(This is a guest post featuring a fellow Filipino, a man who has taught me to always be proud of who I am as a woman, as a Filipino, as a citizen of the world. I thought this was an important post to share as there is just too much negativity about my country, the Philippines. I am not naive. I see the wrong that is going on in my country. I see the social and political ills that continue to drag us down decades after we have declared independence from oppressive rules of both foreign and local governments. I see the mental shackles that keep us from moving forward as a nation, a people. Still, I am proud of my country and my heritage. I am proud of my people. I am proud of my father for feeling the same.)
Why is it critical to have positive thoughts about our country? I reflected on this post by a young Pinoy.
In the context of the coming Holy Week, I also asked: Why do we Pinoys indulge in self-flagellation?
In 1978, I was chosen to be one of the JICA Scholars for Electrical Steel Engineering, in Nagoya, Japan. But before National Economic Development Authority (NEDA) could approve the grant, all JICA scholars had to undergo a deep immersion seminar at the University of the Philippines. NEDA insisted on this because Pinoys, based on their experience, feel small and unimportant when associating with their counterparts abroad.
I recall it was the late Prof. Jocano, foremost anthropologist, who stirred my feelings of pride and glory about my country, the Philippines. “The mummies of Mountain Province are evidence of the advanced state of knowledge in organic/inorganic chemistry, concepts of the soul and afterlife, community organization, etc. How come only the Egyptian mummies are mentioned in history? We have such an advanced civilization, like Egypt!”
Years later, National Geographic featured the mummies that Prof Jocano lectured about.There were others we learned: our own alphabet, our seafaring ancestors and maritime skills, etc.

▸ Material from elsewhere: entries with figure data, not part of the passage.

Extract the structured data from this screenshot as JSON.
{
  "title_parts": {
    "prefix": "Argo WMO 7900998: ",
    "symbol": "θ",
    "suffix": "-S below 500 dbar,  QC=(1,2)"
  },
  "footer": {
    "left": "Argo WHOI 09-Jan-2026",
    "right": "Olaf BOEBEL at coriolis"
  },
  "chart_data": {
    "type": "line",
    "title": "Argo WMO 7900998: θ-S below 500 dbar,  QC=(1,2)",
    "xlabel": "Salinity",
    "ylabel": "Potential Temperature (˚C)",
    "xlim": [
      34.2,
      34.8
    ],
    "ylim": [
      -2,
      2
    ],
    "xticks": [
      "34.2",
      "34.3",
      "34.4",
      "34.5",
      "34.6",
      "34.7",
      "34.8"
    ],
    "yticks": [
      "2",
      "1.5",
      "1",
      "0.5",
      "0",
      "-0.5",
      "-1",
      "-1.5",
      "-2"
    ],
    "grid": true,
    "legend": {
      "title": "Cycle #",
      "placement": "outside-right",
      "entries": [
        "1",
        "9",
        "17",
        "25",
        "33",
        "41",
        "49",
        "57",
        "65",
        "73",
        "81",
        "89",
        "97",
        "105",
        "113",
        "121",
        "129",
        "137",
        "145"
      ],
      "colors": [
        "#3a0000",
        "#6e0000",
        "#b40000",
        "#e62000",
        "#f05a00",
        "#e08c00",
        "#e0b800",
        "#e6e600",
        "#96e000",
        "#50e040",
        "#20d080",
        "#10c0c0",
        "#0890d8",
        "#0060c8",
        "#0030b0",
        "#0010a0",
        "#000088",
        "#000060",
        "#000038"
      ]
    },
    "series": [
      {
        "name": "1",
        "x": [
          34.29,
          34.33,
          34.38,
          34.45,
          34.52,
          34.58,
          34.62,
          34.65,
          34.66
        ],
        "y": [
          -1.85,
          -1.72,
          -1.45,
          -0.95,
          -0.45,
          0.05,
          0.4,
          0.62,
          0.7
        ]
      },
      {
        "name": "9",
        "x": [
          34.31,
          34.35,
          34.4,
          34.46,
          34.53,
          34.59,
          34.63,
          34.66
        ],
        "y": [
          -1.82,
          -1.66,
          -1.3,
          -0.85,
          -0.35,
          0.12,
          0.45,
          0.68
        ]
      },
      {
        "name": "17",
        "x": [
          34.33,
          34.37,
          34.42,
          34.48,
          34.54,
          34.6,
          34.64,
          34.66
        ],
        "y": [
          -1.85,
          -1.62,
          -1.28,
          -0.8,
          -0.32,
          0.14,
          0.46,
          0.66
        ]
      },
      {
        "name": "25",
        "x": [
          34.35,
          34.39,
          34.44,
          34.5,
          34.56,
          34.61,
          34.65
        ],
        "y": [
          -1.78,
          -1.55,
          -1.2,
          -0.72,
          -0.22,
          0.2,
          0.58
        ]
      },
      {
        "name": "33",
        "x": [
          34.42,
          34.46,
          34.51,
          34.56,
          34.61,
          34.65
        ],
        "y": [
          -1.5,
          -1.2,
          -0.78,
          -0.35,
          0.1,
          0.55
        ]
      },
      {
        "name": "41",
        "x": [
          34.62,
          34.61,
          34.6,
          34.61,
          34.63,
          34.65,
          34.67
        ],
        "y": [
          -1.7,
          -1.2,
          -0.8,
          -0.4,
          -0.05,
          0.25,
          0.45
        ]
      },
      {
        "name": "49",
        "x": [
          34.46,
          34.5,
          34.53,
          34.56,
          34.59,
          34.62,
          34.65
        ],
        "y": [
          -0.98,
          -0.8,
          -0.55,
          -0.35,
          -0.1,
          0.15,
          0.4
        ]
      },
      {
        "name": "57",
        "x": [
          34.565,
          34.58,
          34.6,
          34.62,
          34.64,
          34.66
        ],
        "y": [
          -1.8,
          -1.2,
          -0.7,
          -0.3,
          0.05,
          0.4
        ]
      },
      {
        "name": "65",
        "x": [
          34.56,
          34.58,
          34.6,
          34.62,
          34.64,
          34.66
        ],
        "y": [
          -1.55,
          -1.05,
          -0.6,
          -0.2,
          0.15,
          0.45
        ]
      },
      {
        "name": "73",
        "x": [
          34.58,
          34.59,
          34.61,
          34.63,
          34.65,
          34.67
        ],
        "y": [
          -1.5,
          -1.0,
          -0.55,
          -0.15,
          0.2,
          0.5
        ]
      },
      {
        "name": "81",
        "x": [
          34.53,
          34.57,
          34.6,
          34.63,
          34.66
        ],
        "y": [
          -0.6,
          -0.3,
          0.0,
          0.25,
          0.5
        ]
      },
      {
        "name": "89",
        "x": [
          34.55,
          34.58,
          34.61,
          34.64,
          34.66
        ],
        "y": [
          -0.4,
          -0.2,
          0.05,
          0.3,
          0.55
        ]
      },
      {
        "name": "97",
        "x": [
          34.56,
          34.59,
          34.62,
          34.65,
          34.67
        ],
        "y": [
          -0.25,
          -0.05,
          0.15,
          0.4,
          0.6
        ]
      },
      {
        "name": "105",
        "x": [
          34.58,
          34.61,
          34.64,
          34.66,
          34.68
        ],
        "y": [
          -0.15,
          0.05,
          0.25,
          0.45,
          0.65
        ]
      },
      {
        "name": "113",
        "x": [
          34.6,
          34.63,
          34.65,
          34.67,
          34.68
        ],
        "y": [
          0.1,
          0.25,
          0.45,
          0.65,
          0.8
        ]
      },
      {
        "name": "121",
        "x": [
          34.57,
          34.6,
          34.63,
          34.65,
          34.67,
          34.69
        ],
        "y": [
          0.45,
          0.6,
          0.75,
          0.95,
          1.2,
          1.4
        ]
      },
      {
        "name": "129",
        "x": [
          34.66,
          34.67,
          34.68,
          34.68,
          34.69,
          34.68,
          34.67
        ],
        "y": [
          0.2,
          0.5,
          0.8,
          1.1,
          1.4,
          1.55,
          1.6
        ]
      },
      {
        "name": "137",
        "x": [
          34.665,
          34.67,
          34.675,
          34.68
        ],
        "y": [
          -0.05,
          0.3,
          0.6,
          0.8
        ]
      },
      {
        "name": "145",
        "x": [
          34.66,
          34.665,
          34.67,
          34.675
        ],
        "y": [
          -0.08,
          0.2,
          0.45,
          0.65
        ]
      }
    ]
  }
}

Back to Japan in 1978. Did I feel small and intimidated when grouped with trainees from Turkey, Iran, and Thailand among others? We have our own ADVANCED CIVILIZATION, was what I reminded myself. I stood TALL, in spite of my height. I spoke the best English and I showed my command of carbon-iron metallurgical theory.
When our Japanese lecturer mentioned Turkdogan, the Turkish delegate bragged to us that Turkdogan was a Turkish icon. What did the Philippines contribute to steelmaking? I HAD NO ANSWER, but I did not feel small. We have an advanced civilization, remember?
Never again would I look down on my country, on our country! Never again!
(Daniel T. Saracin was a National State Scholar of the Philippine government for the degree of Chemical Engineering. He finished his MBA at the Asian Institute of Management.)